Eheleute sind nicht verpflichtet, jeweils selbstständige Tätigkeiten in einem Unternehmen zu bündeln und sie „aus einer Hand“ anzubieten. Sie dürfen auch getrennte Unternehmen führen, und zwar auch dann, wenn sie (nur) hierdurch aufgrund der Höhe ihrer erzielten Umsätze in den Anwendungsbereich der Kleinunternehmerregelung fallen. Ohne Bedeutung ist demnach, wenn sich die Leistungsangebote von Eheleuten ergänzen und teilweise überschneiden und sie teilweise auch identische Kunden haben. Denn hierbei handelt es sich um marktübliche Vorgänge, die im täglichen Wirtschaftsleben ständig vorkommen.

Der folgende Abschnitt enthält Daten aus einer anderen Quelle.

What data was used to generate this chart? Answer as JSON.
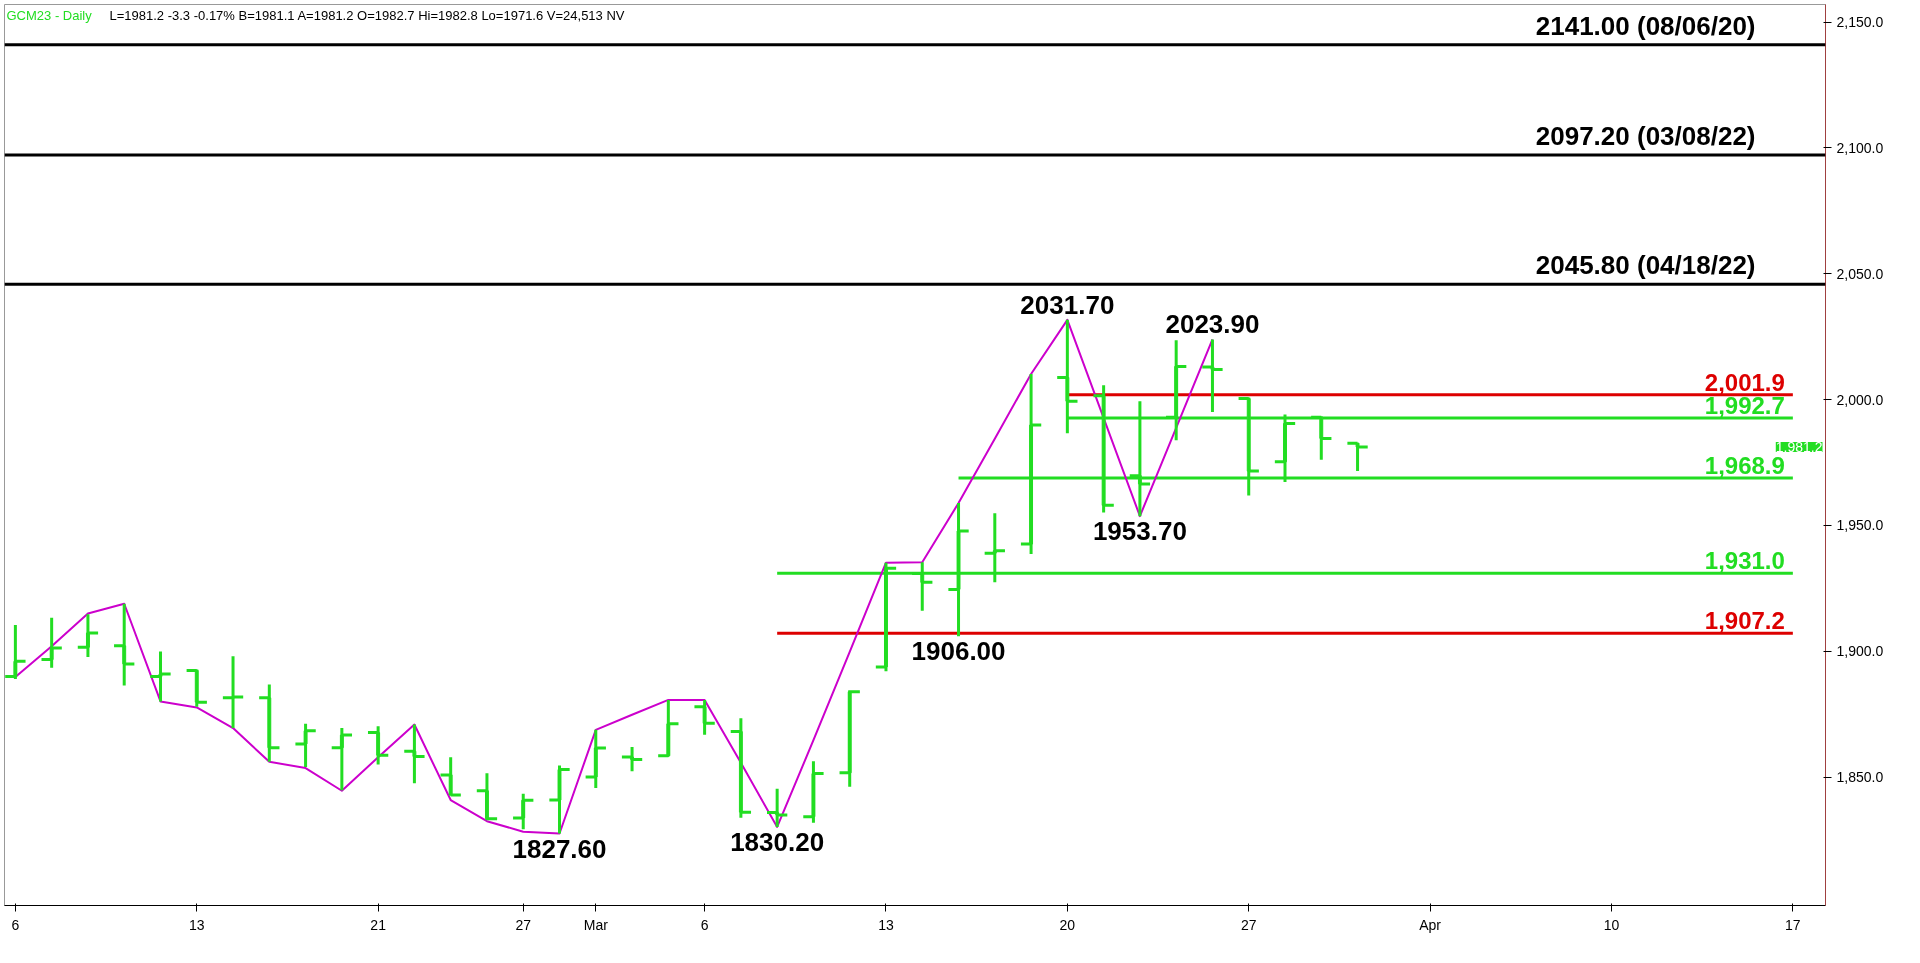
{
  "chart_data": {
    "type": "candlestick",
    "title": "GCM23 - Daily",
    "subtitle": "L=1981.2 -3.3 -0.17% B=1981.1 A=1981.2 O=1982.7 Hi=1982.8 Lo=1971.6 V=24,513 NV",
    "color": "#22dd22",
    "categories": [
      "6",
      null,
      null,
      null,
      null,
      "13",
      null,
      null,
      null,
      null,
      "21",
      null,
      null,
      null,
      "27",
      null,
      "Mar",
      null,
      null,
      "6",
      null,
      null,
      null,
      null,
      "13",
      null,
      null,
      null,
      null,
      "20",
      null,
      null,
      null,
      null,
      "27",
      null,
      null,
      null,
      null,
      "Apr",
      null,
      null,
      null,
      null,
      "10",
      null,
      null,
      null,
      null,
      "17"
    ],
    "ohlc": [
      [
        1890,
        1910.5,
        1889,
        1896
      ],
      [
        1896.7,
        1913.3,
        1893.5,
        1901.3
      ],
      [
        1901.6,
        1914.7,
        1897.7,
        1907.3
      ],
      [
        1902.2,
        1918.9,
        1886.4,
        1895
      ],
      [
        1890,
        1899.9,
        1880.1,
        1891
      ],
      [
        1892.4,
        1892.8,
        1878,
        1879.8
      ],
      [
        1881.5,
        1898,
        1869.5,
        1881.8
      ],
      [
        1881.5,
        1886.8,
        1856.1,
        1861.7
      ],
      [
        1863.2,
        1871.2,
        1854,
        1868.4
      ],
      [
        1861.7,
        1869.5,
        1844.8,
        1866.7
      ],
      [
        1867.7,
        1870.2,
        1855,
        1858.7
      ],
      [
        1860.3,
        1870.9,
        1847.6,
        1858.2
      ],
      [
        1850.9,
        1857.9,
        1842.7,
        1842.9
      ],
      [
        1844.6,
        1851.5,
        1832.9,
        1833.5
      ],
      [
        1833.8,
        1843.4,
        1829.3,
        1840.8
      ],
      [
        1840.9,
        1854.6,
        1827.6,
        1853
      ],
      [
        1850.1,
        1868.8,
        1845.7,
        1861.6
      ],
      [
        1858,
        1862,
        1852.3,
        1857
      ],
      [
        1858.5,
        1880.7,
        1858.3,
        1871.2
      ],
      [
        1878,
        1880.7,
        1866.8,
        1871.4
      ],
      [
        1868.1,
        1873.4,
        1833.9,
        1836.1
      ],
      [
        1836,
        1845.4,
        1830.2,
        1835
      ],
      [
        1834.3,
        1856.3,
        1831.9,
        1851.4
      ],
      [
        1851.7,
        1884.5,
        1846.2,
        1883.9
      ],
      [
        1893.8,
        1935.2,
        1892.1,
        1933
      ],
      [
        1930.9,
        1935.4,
        1916.1,
        1927.4
      ],
      [
        1924.6,
        1958.9,
        1906,
        1947.8
      ],
      [
        1939,
        1954.9,
        1927.4,
        1940
      ],
      [
        1942.6,
        2010.2,
        1938.7,
        1989.9
      ],
      [
        2008.8,
        2031.7,
        1986.6,
        1999.4
      ],
      [
        2001.5,
        2005.7,
        1955.2,
        1958
      ],
      [
        1969.8,
        1999.4,
        1953.7,
        1966.5
      ],
      [
        1993,
        2023.6,
        1983.9,
        2013.2
      ],
      [
        2013,
        2023.9,
        1995.1,
        2012
      ],
      [
        2000.4,
        2000.8,
        1961.9,
        1971.6
      ],
      [
        1975.3,
        1994.1,
        1967.3,
        1990.5
      ],
      [
        1993,
        1993.3,
        1976.1,
        1984.6
      ],
      [
        1982.7,
        1982.8,
        1971.6,
        1981.2
      ],
      null,
      null,
      null,
      null,
      null,
      null,
      null,
      null,
      null,
      null,
      null,
      null
    ],
    "series": [
      {
        "type": "line",
        "color": "#cc00cc",
        "values": [
          1889.8,
          1902,
          1915,
          1918.9,
          1880.1,
          1877.7,
          1869.5,
          1856.1,
          1853.6,
          1844.6,
          1857.9,
          1870.9,
          1840.9,
          1832.5,
          1828.3,
          1827.6,
          1868.8,
          1874.8,
          1880.7,
          1880.7,
          1855.7,
          1830.2,
          1864.7,
          1899.8,
          1935.2,
          1935.4,
          1958.9,
          1984.5,
          2010.2,
          2031.7,
          null,
          1953.7,
          1988.8,
          2023.9,
          null,
          null,
          null,
          null,
          null,
          null,
          null,
          null,
          null,
          null,
          null,
          null,
          null,
          null,
          null,
          null
        ]
      },
      {
        "type": "line",
        "name": "2,001.9",
        "color": "#dd0000",
        "values": [
          null,
          null,
          null,
          null,
          null,
          null,
          null,
          null,
          null,
          null,
          null,
          null,
          null,
          null,
          null,
          null,
          null,
          null,
          null,
          null,
          null,
          null,
          null,
          null,
          null,
          null,
          null,
          null,
          null,
          2001.9,
          2001.9,
          2001.9,
          2001.9,
          2001.9,
          2001.9,
          2001.9,
          2001.9,
          2001.9,
          2001.9,
          2001.9,
          2001.9,
          2001.9,
          2001.9,
          2001.9,
          2001.9,
          2001.9,
          2001.9,
          2001.9,
          2001.9,
          2001.9
        ]
      },
      {
        "type": "line",
        "name": "1,992.7",
        "color": "#22dd22",
        "values": [
          null,
          null,
          null,
          null,
          null,
          null,
          null,
          null,
          null,
          null,
          null,
          null,
          null,
          null,
          null,
          null,
          null,
          null,
          null,
          null,
          null,
          null,
          null,
          null,
          null,
          null,
          null,
          null,
          null,
          1992.7,
          1992.7,
          1992.7,
          1992.7,
          1992.7,
          1992.7,
          1992.7,
          1992.7,
          1992.7,
          1992.7,
          1992.7,
          1992.7,
          1992.7,
          1992.7,
          1992.7,
          1992.7,
          1992.7,
          1992.7,
          1992.7,
          1992.7,
          1992.7
        ]
      },
      {
        "type": "line",
        "name": "1,968.9",
        "color": "#22dd22",
        "values": [
          null,
          null,
          null,
          null,
          null,
          null,
          null,
          null,
          null,
          null,
          null,
          null,
          null,
          null,
          null,
          null,
          null,
          null,
          null,
          null,
          null,
          null,
          null,
          null,
          null,
          null,
          1968.9,
          1968.9,
          1968.9,
          1968.9,
          1968.9,
          1968.9,
          1968.9,
          1968.9,
          1968.9,
          1968.9,
          1968.9,
          1968.9,
          1968.9,
          1968.9,
          1968.9,
          1968.9,
          1968.9,
          1968.9,
          1968.9,
          1968.9,
          1968.9,
          1968.9,
          1968.9,
          1968.9
        ]
      },
      {
        "type": "line",
        "name": "1,931.0",
        "color": "#22dd22",
        "values": [
          null,
          null,
          null,
          null,
          null,
          null,
          null,
          null,
          null,
          null,
          null,
          null,
          null,
          null,
          null,
          null,
          null,
          null,
          null,
          null,
          null,
          1931.0,
          1931.0,
          1931.0,
          1931.0,
          1931.0,
          1931.0,
          1931.0,
          1931.0,
          1931.0,
          1931.0,
          1931.0,
          1931.0,
          1931.0,
          1931.0,
          1931.0,
          1931.0,
          1931.0,
          1931.0,
          1931.0,
          1931.0,
          1931.0,
          1931.0,
          1931.0,
          1931.0,
          1931.0,
          1931.0,
          1931.0,
          1931.0,
          1931.0
        ]
      },
      {
        "type": "line",
        "name": "1,907.2",
        "color": "#dd0000",
        "values": [
          null,
          null,
          null,
          null,
          null,
          null,
          null,
          null,
          null,
          null,
          null,
          null,
          null,
          null,
          null,
          null,
          null,
          null,
          null,
          null,
          null,
          1907.2,
          1907.2,
          1907.2,
          1907.2,
          1907.2,
          1907.2,
          1907.2,
          1907.2,
          1907.2,
          1907.2,
          1907.2,
          1907.2,
          1907.2,
          1907.2,
          1907.2,
          1907.2,
          1907.2,
          1907.2,
          1907.2,
          1907.2,
          1907.2,
          1907.2,
          1907.2,
          1907.2,
          1907.2,
          1907.2,
          1907.2,
          1907.2,
          1907.2
        ]
      }
    ],
    "ref_lines": [
      {
        "axis": "y",
        "value": 2141.0,
        "label": "2141.00 (08/06/20)",
        "color": "#000000"
      },
      {
        "axis": "y",
        "value": 2097.2,
        "label": "2097.20 (03/08/22)",
        "color": "#000000"
      },
      {
        "axis": "y",
        "value": 2045.8,
        "label": "2045.80 (04/18/22)",
        "color": "#000000"
      }
    ],
    "annotations": [
      {
        "text": "2031.70",
        "x": "20",
        "y": 2031.7
      },
      {
        "text": "2023.90",
        "y": 2023.9
      },
      {
        "text": "1953.70",
        "y": 1953.7
      },
      {
        "text": "1906.00",
        "y": 1906.0
      },
      {
        "text": "1827.60",
        "y": 1827.6
      },
      {
        "text": "1830.20",
        "y": 1830.2
      },
      "1,981.2"
    ],
    "ylim": [
      1799,
      2157
    ],
    "yticks": [
      {
        "value": 1850,
        "label": "1,850.0"
      },
      {
        "value": 1900,
        "label": "1,900.0"
      },
      {
        "value": 1950,
        "label": "1,950.0"
      },
      {
        "value": 2000,
        "label": "2,000.0"
      },
      {
        "value": 2050,
        "label": "2,050.0"
      },
      {
        "value": 2100,
        "label": "2,100.0"
      },
      {
        "value": 2150,
        "label": "2,150.0"
      }
    ],
    "grid": false
  }
}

Sofern die Sichtweise vertreten wird, dass die Eheleute die Leistungen „aus einer Hand“ anbieten müssten, würde dies die Eheleute rein faktisch allein aufgrund ihrer Ehe benachteiligen. Hierin würde auch ein Verstoß gegen Art. 6 Abs. 1 GG liegen. Nach Art. 6 Abs. 1 GG stehen Ehe und Familie unter dem besonderen Schutze der staatlichen Ordnung, was insbesondere bedeutet, dass es Organen der staatlichen Hoheitsgewalt untersagt ist, rechtliche Nachteile gerade an Ehe und Familie zu knüpfen.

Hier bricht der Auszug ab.